Reversing Hydride Ion Formation in Quantum Information Experiments with Be$^+$

TL;DR

This paper demonstrates a photodissociation method using 157 nm photons to remove BeH$^+$ ions from a Coulomb crystal, improving ion purity and experiment duration in quantum information setups.

Contribution

It introduces a rotational-state-insensitive dissociation technique for BeH$^+$ ions that can be extended to other molecular ion contaminants.

Findings

Successfully dissociated BeH$^+$ ions in a large Coulomb crystal.

Enabled longer experimental runtimes by reducing molecular ion contamination.
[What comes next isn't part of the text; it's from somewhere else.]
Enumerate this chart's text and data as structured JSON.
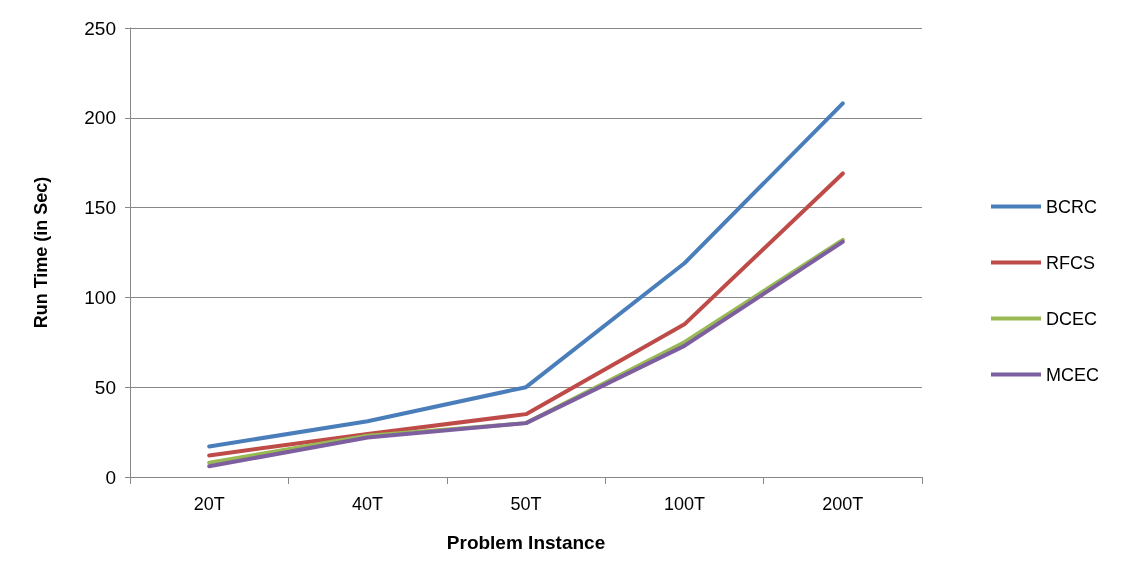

Potentially applicable to other metal hydride ions like MgH$^+$ and AlH$^+$.

Abstract

We demonstrate photodissociation of BeH$^+$ ions within a Coulomb crystal of thousands of $^9$Be$^+$ ions confined in a Penning trap. Because BeH$^+$ ions are created via exothermic reactions between trapped, laser-cooled Be$^+$($^2\text{P}_{3/2}$) and background H$_2$ within the vacuum chamber, they represent a major contaminant species responsible for infidelities in large-scale trapped-ion quantum information experiments. The rotational-state-insensitive dissociation scheme described here makes use of 157 nm photons to produce Be$^+$ and H as products, thereby restoring Be$^+$ ions without the need for reloading. This technique facilitates longer experiment runtimes at a given background H$_2$ pressure, and may be adapted for removal of MgH$^+$ and AlH$^+$ impurities.